L'Amour qui me tourmente Je trouve si plaisant Que tant plus il s'augmente Moins j'en veux estre exemt : Bien que jamais le somme Ne me ferme les yeux, Plus amour me consomme Moins il m'est ennuyeux.
Toute la nuit je veille Sans cligner au sommeil, Remembrant la merveille Qui me tient en éveil, Me representant celle Que je voy tout le jour, De qui l'image belle Travaille mon sejour.
Toute nuit son image Se montre devant moy : Le trait de son visage Tout tel qu'il est je voy : Je voy sa belle bouche, Et je voy son beau sein, Ses beaux tetins je touche, Et je baise sa main.
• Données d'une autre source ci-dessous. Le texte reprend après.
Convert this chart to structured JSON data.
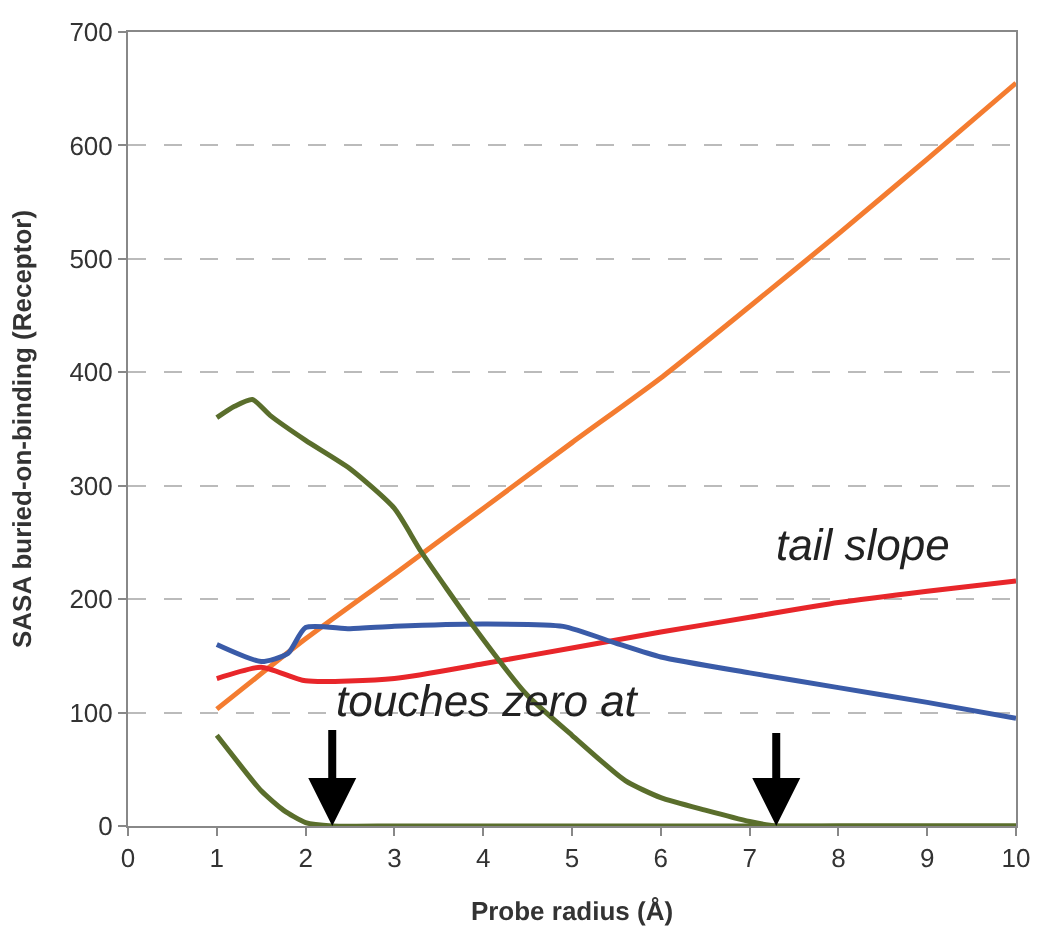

Le jour si ma Maistresse Favorable m'a ris, Il faut que j'en repesse Toute nuit mes espris. Si d'une oeillade gaye Elle m'a fait faveur, La nuit sa douce playe Me chatouille le coeur.
S'elle égaye la place De son bal gracieux, Toute la nuit sa grace Recourt devant mes yeux : Si en douce merveille J'ay ouy sa chanson, Toute nuit en l'oreille J'en regoute le son.
O heureuse ma vie De jouïr d'un tel heur ! Non, non, je n'ay envie D'avoir d'un dieu l'honneur, Puis qu'à souhet je passe Et la nuit et le jour, Recueillant tant de grace Du tourment de l'amour.